The UI keeps the checklist message verbatim and shows operator_action as the short Next hint when the backend provides one. That means credential_missing points directly at credential setup, no_models points at starting/pulling a local model, self_referential points at fixing a base URL that loops back to Hecate, and provider_rate_limited points at waiting or routing elsewhere. The raw diagnostic fields remain available in the provider details disclosure.

For stale selected models, Hecate Chat returns 422 model_not_configured with the same readiness vocabulary: the selected provider/model, a stable reason such as provider_missing, provider_not_ready, or model_not_discovered, suggested replacement models, and an operator_action that can be shown directly in the UI.

Route reports in the trace inspector reuse the same readiness vocabulary when they explain why a provider/model candidate was skipped.

The Chats workspace consumes the same readiness model at composition time.
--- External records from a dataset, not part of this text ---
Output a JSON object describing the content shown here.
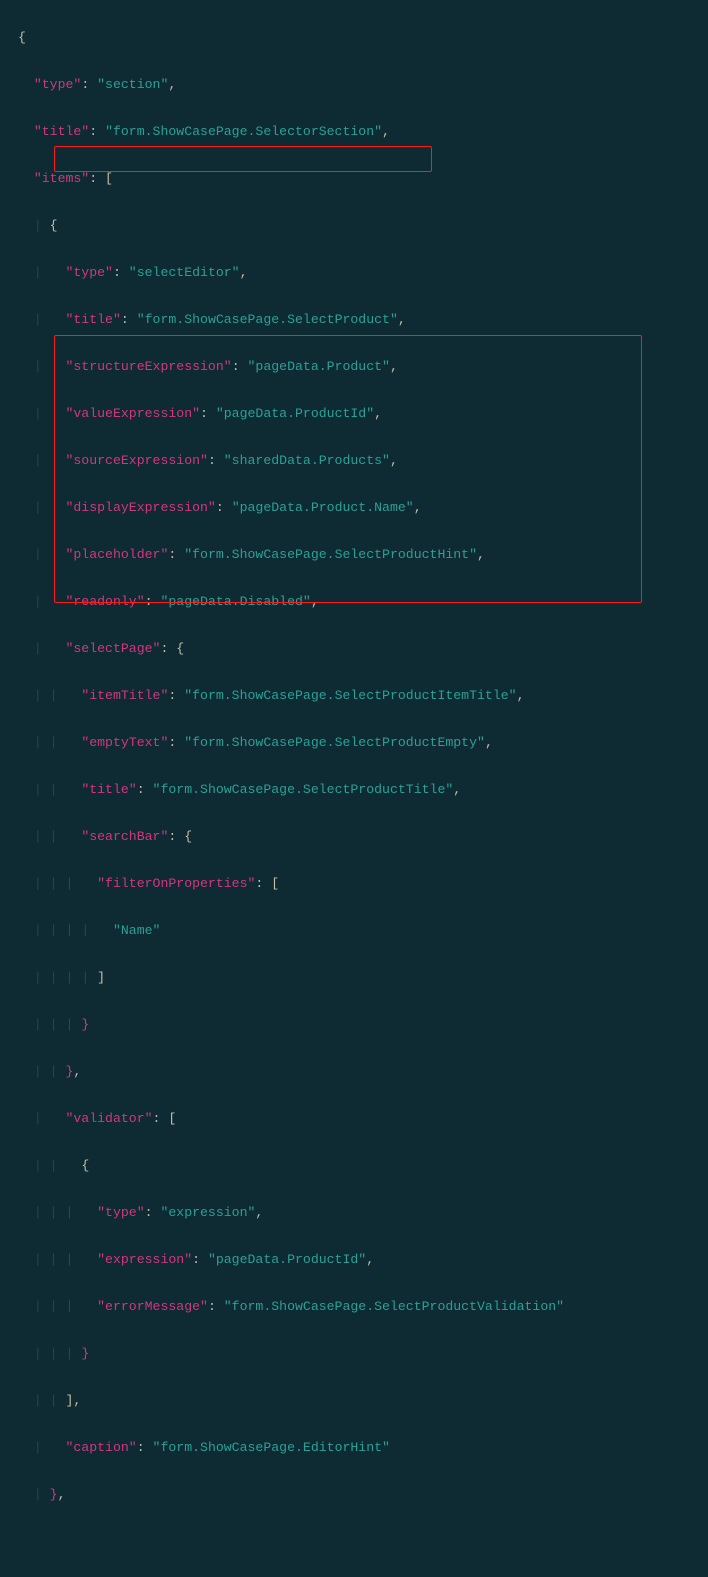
{
  "code_tokens": {
    "l1_brace_open": "{",
    "l2_key": "\"type\"",
    "l2_val": "\"section\"",
    "l3_key": "\"title\"",
    "l3_val": "\"form.ShowCasePage.SelectorSection\"",
    "l4_key": "\"items\"",
    "l7_key": "\"type\"",
    "l7_val": "\"selectEditor\"",
    "l8_key": "\"title\"",
    "l8_val": "\"form.ShowCasePage.SelectProduct\"",
    "l9_key": "\"structureExpression\"",
    "l9_val": "\"pageData.Product\"",
    "l10_key": "\"valueExpression\"",
    "l10_val": "\"pageData.ProductId\"",
    "l11_key": "\"sourceExpression\"",
    "l11_val": "\"sharedData.Products\"",
    "l12_key": "\"displayExpression\"",
    "l12_val": "\"pageData.Product.Name\"",
    "l13_key": "\"placeholder\"",
    "l13_val": "\"form.ShowCasePage.SelectProductHint\"",
    "l14_key": "\"readonly\"",
    "l14_val": "\"pageData.Disabled\"",
    "l15_key": "\"selectPage\"",
    "l16_key": "\"itemTitle\"",
    "l16_val": "\"form.ShowCasePage.SelectProductItemTitle\"",
    "l17_key": "\"emptyText\"",
    "l17_val": "\"form.ShowCasePage.SelectProductEmpty\"",
    "l18_key": "\"title\"",
    "l18_val": "\"form.ShowCasePage.SelectProductTitle\"",
    "l19_key": "\"searchBar\"",
    "l20_key": "\"filterOnProperties\"",
    "l21_val": "\"Name\"",
    "l26_key": "\"validator\"",
    "l28_key": "\"type\"",
    "l28_val": "\"expression\"",
    "l29_key": "\"expression\"",
    "l29_val": "\"pageData.ProductId\"",
    "l30_key": "\"errorMessage\"",
    "l30_val": "\"form.ShowCasePage.SelectProductValidation\"",
    "l33_key": "\"caption\"",
    "l33_val": "\"form.ShowCasePage.EditorHint\""
  },
  "colors": {
    "background": "#0e2a32",
    "key": "#d33682",
    "string": "#2aa198",
    "punc": "#c5bda3",
    "guide": "#254750",
    "highlight": "#ff1a1a"
  }
}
A provider can be configured and healthy while the selected model is still not routable, usually because discovery reports a different local model set or a cloud account does not expose that model. In that case Chats blocks the composer before sending, shows the selected model, provider route, discovered model count, health, and next steps, and links the operator back to Providers for the full checklist. The same contract applies in the empty-chat state: compact readiness copy must still show the discovered-model count plus the highest-signal health/block/error diagnostics and a short repair path, so operators are not forced to send a doomed prompt or inspect raw provider JSON.